Motion Q (1 Viewer)

[Teoh]

Just totally forgotten the process of how to work through this

A man stands on the roof of a tower and shoots an arrow in a horizontal direction. The arrow starts 45m above the ground with an initial speed of 30m/s. Assume G=10m/s/s

What time elapses before the arrow strikes the ground?

How far from the base of the tower does it hit the arrow?

What is the acute angle @ between the path of the arrow, and point of impact?
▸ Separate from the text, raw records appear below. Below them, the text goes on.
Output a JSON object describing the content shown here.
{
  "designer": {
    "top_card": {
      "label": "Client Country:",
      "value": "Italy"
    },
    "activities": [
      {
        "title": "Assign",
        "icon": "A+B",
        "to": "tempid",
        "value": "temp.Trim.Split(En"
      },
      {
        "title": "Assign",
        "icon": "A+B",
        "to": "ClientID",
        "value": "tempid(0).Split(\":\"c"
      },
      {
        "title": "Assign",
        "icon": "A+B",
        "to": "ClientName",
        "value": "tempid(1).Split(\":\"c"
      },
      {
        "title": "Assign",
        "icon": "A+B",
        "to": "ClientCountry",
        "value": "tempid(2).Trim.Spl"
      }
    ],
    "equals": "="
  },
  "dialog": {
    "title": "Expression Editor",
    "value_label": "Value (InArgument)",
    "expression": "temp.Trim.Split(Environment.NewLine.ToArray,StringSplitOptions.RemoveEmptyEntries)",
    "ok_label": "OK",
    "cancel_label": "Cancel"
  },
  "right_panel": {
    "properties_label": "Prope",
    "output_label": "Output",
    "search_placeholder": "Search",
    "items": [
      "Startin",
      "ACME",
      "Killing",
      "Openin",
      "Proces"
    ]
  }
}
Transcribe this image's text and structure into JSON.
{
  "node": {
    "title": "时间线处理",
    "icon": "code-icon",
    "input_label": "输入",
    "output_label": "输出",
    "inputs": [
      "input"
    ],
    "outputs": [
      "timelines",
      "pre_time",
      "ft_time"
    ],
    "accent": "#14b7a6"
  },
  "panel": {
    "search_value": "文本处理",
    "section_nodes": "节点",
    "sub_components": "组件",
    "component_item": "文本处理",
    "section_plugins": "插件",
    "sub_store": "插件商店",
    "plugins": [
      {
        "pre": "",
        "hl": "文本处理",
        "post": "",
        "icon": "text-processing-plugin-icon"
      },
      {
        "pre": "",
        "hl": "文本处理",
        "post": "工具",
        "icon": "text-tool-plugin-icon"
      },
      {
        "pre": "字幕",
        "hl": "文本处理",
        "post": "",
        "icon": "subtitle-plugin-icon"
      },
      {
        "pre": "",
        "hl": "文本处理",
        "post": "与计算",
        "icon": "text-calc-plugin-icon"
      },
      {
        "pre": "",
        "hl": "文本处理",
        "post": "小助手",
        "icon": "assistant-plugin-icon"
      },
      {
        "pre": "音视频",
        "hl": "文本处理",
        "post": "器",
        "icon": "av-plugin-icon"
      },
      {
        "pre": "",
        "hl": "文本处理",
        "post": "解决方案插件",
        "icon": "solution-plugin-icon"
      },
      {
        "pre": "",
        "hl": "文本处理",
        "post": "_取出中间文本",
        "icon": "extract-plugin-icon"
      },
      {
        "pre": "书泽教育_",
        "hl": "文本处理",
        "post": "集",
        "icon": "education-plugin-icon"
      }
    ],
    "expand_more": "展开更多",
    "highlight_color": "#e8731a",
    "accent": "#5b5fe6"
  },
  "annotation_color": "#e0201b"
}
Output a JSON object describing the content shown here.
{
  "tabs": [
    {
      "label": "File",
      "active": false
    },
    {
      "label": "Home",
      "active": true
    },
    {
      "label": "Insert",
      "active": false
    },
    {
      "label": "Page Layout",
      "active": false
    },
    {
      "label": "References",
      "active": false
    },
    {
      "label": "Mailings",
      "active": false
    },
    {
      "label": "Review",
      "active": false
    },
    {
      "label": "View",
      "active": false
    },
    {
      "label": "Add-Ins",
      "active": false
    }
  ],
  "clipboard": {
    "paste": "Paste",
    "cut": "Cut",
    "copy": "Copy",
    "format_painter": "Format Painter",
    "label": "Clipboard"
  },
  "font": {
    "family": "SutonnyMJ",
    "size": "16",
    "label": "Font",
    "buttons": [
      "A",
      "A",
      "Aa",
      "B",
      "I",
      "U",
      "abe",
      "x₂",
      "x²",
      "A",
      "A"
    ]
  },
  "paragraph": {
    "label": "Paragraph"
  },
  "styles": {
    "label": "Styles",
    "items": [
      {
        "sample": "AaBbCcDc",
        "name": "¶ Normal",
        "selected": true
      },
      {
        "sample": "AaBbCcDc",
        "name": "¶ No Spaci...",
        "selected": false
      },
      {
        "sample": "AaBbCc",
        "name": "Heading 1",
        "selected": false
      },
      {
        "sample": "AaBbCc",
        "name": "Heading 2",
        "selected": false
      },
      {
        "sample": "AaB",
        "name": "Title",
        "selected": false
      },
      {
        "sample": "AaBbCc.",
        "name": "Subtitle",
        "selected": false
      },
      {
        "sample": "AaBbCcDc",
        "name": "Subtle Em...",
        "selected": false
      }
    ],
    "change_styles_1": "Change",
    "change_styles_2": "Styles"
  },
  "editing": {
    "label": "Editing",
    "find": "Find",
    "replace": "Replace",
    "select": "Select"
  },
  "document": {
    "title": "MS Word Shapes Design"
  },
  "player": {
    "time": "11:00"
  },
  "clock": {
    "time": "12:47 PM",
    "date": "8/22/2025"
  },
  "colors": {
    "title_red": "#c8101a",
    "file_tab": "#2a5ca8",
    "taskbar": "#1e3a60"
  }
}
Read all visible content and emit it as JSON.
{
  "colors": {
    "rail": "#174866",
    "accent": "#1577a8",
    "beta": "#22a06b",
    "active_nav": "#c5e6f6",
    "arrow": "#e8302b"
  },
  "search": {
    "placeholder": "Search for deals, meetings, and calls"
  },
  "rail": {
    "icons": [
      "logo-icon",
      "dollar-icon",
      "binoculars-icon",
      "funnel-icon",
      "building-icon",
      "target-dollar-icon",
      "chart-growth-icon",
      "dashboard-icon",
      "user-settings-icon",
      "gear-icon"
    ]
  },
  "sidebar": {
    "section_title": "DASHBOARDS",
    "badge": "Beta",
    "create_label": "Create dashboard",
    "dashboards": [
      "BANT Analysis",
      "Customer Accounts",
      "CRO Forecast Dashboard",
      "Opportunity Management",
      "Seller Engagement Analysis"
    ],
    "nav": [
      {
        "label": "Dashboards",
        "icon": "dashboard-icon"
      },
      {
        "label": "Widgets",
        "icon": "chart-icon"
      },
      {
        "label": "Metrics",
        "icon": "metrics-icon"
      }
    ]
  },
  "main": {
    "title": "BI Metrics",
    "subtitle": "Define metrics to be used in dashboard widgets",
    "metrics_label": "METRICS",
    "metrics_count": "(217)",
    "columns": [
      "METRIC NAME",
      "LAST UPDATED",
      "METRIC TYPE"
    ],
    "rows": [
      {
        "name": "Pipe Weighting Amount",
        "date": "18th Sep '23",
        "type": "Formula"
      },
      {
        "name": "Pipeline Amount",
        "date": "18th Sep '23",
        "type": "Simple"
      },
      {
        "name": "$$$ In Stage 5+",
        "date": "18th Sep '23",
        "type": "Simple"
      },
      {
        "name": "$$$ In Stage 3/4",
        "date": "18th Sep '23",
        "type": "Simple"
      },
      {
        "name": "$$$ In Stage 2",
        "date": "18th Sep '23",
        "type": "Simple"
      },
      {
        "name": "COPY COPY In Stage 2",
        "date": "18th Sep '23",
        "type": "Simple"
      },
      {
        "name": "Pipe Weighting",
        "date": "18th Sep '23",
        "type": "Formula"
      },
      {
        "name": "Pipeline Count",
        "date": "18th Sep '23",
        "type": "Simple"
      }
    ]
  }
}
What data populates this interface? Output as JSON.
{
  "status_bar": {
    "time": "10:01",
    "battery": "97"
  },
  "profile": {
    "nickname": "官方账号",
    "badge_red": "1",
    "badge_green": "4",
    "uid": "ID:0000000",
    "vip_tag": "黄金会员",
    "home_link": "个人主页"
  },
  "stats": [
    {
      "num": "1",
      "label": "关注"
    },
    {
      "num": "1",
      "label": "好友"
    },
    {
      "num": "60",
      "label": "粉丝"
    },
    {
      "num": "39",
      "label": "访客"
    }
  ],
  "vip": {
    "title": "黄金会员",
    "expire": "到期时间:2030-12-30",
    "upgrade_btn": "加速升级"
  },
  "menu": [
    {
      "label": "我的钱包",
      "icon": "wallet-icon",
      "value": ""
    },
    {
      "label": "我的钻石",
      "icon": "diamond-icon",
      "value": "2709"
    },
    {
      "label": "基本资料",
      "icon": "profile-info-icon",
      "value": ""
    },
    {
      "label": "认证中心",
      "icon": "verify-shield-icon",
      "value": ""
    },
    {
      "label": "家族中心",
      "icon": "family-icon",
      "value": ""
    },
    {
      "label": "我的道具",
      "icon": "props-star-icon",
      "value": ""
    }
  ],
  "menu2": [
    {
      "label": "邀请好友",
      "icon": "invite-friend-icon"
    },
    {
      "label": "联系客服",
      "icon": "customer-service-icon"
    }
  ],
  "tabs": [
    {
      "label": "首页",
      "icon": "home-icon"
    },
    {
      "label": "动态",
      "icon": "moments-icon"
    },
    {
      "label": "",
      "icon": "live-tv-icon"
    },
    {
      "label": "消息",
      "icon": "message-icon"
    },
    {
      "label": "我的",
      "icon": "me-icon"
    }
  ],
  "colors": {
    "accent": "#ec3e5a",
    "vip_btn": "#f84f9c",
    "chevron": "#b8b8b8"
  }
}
EDIT: I'm guessing if I get the first part (an equation) I could probably do the next 2...*hopefully* )

 

[nike33]

this isnt really a thinking question, derive the forumulas, sub values in and ur set !

 

[Teoh]

Yeah I know...I just forgot how to derive the formulas

ITs basically
y'' = -10
so
y' = -10t + C?

IS that anywhere near right?

 

[CM_Tutor]

That's the correct start. Now, at t = 0, y' = 0 (as fired horizontally), and integrating again, you find y = -5t² + 45.

You then need to work on the horizontal components. Starting from x'' = 0, you should get x = 30t.

Remember with the last part, about the angle, you need to look at velocity equations.

 

[Teoh]

I think it's a little worrying, if I just blatently forget the process...

Hmm, and that's where I went wrong again:

Why is x'= 30t, and not just 30...

Although now the questoin does seem a lot easier...
:mad1:


EDIT: Correct assumption to say
y''/x'' = c
y'/x' = bt
y/x = at^2


???

 

[CM_Tutor]

Originally posted by Teoh
Why is x'= 30t, and not just 30...

Look at my post again. I said x'' = 0 leads to x = 30t, not to x' = 30t. You should get x' = 30 as an intermediate step

As for the last bit of your post, I'm confused

Are you trying to say that if y = at²
then dy/dt = 2at
and d²y/dt² = 2a?

 

[Teoh]

Erm... just disreguard that comment

All is good now thanks for the help CM_Tutor